Некоторое время назад я сказал Ренате, что со свадьбой придется подождать, пока не уладится конфликт с Дениз.
— Да брось ты, — отмахнулась Рената, — она перестанет судиться с тобой, только когда тебя отвезут на Вальдхейм и положат рядом с папой и мамой. Она вполне протянет до конца века. А ты?
— Конечно, провести старость в одиночестве ужасно, — сказал я. И отважился добавить: — Ты можешь представить, как толкаешь мою инвалидную коляску?
— Ты не понимаешь настоящих женщин, — сказала Рената. — Дениз хотела вывести тебя из строя. Но из-за меня у нее ничего не вышло. Жалкая лисичка Дорис, которая корчит из себя Мэри Пикфорд, тут ни при чем. Это я сберегла твою сексуальную силу.
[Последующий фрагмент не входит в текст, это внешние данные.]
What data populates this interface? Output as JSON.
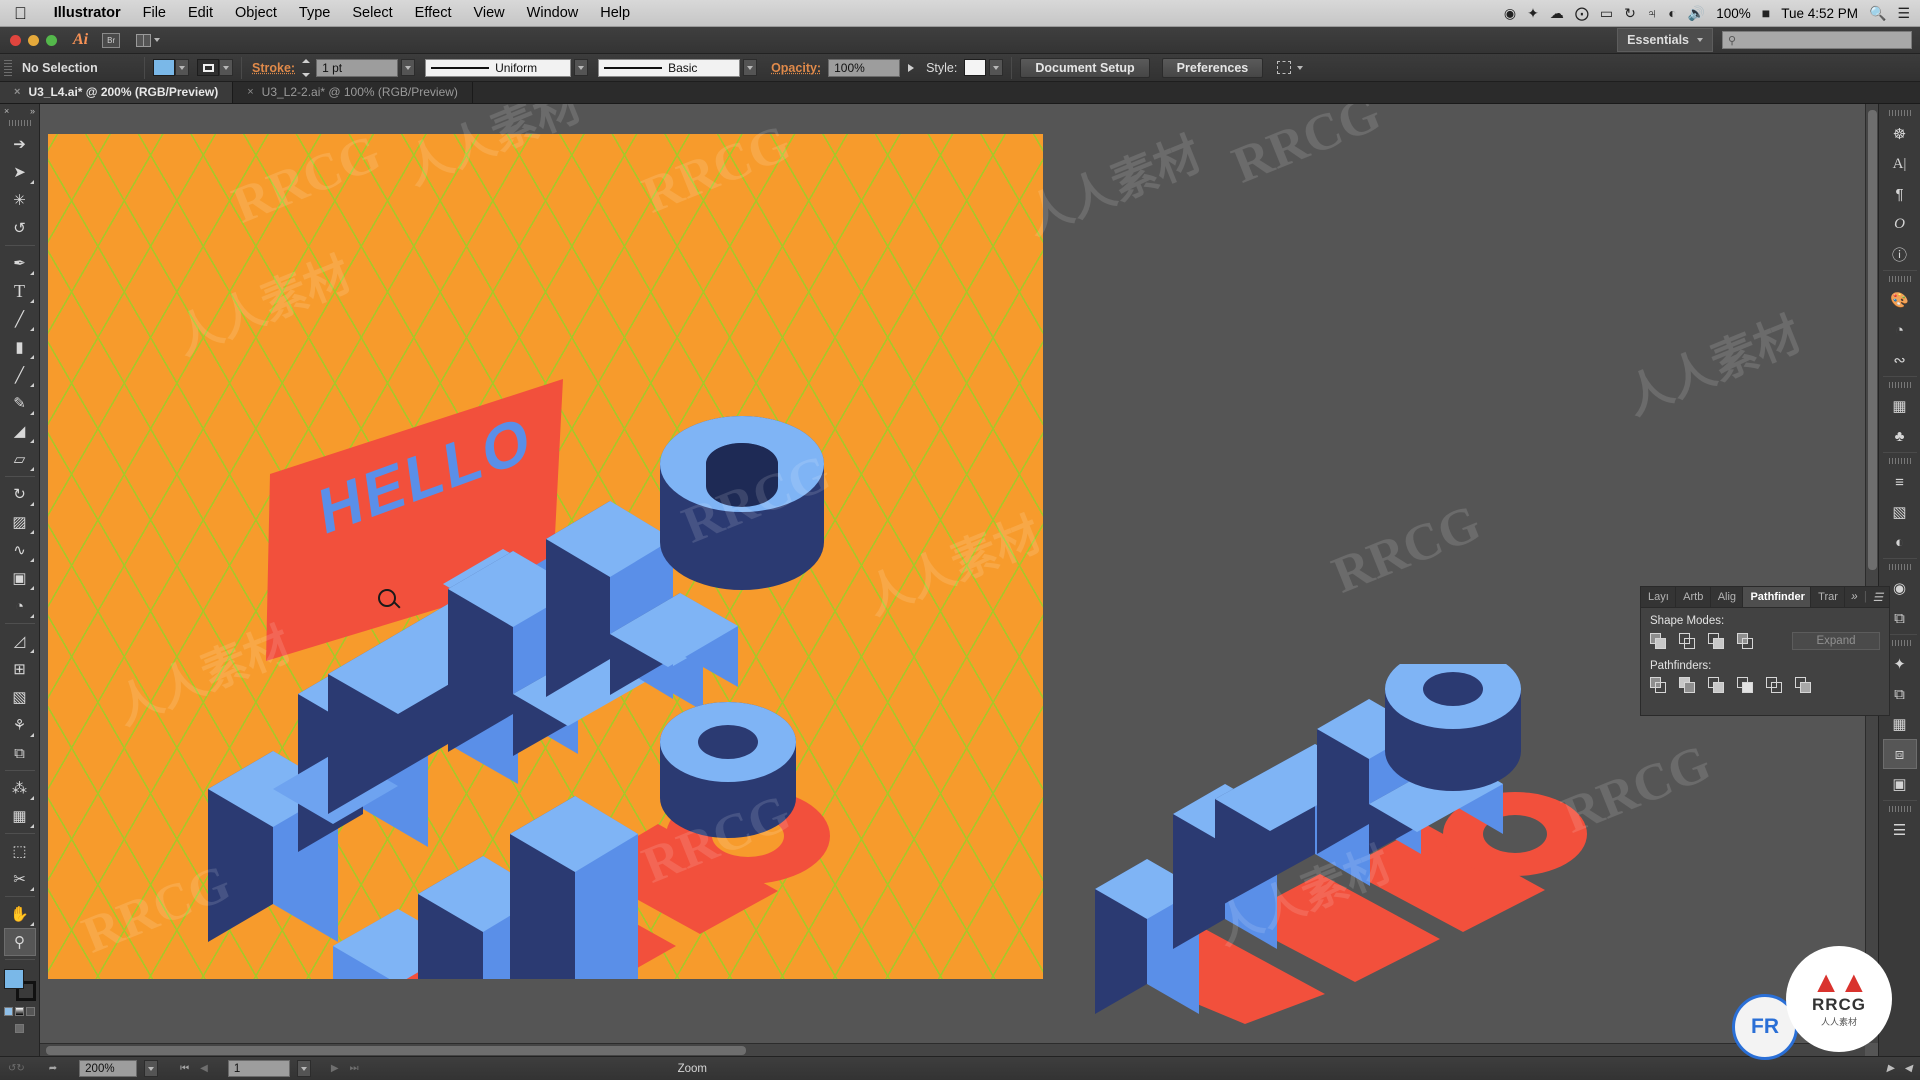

Я знаю, как это делать. Женись на мне, и ты и в восемьдесят будешь трахать меня. А в девяносто, когда уже не сможешь, я все равно буду любить тебя.
Итак, мы шли по набережной Кони-Айленда. И точно так же, как грохот от моей палки, которой я мальчишкой елозил по заборам, походка Ренаты выводила из равновесия продавцов воздушной кукурузы, сладкой ваты и сосисок. Я шел за ней следом — пожилой мужчина, но в хорошей форме, на лице морщины — следы тревог, но на губах играет улыбка. Я и в самом деле чувствовал себя необычайно хорошо. Даже не знаю, что привело меня в такое прекрасное расположение духа. Не может быть, чтобы оно оказалось результатом только лишь физического здоровья, ночей, проведенных с Ренатой, и хорошего обмена веществ. Или даже временного избавления от проблем, чего, согласно мнению некоторых мрачно настроенных специалистов, совершенно достаточно, чтобы сделать людей счастливыми, и что, возможно, и есть единственный источник счастья. Нет, решительно шагая позади Ренаты, я склонялся к мысли, что нынешним состоянием обязан своему новому отношению к смерти. Я начал рассматривать другие возможности. И одно это помогло мне воспарить. Но еще более радостным оказалось существование места, куда можно воспарять: необжитое, заброшенное пространство. Его не замечают, хотя это самая значительная часть целого. Неудивительно, что люди сходят с ума. Ведь что получается, если допустить, что мы — раз уж мы присутствуем в этом материальном мире — являемся самыми высшими из всех существ? Если допустить, что цикл существования заканчивается нами и после нас ничего уже не будет? При таком допущении, кто обвинит нас в том, что мы бьемся в припадках! Но если перед нами открыт космос — в метафизическом смысле выбор становится несравненно шире.
Рената обернулась ко мне и спросила:
— Ты уверен, что это ископаемое знает о нашем визите?
— Конечно. Нас ждут. Я звонил, — ответил я.
Мы вышли на одну из тех засаженных деревьями улочек, где рабочие швейных мастерских любят проводить летние отпуска, и разыскали нужный дом. Старое кирпичное здание. На открытой деревянной веранде стояли инвалидные коляски и ходунки для тех, кто перенес инсульт.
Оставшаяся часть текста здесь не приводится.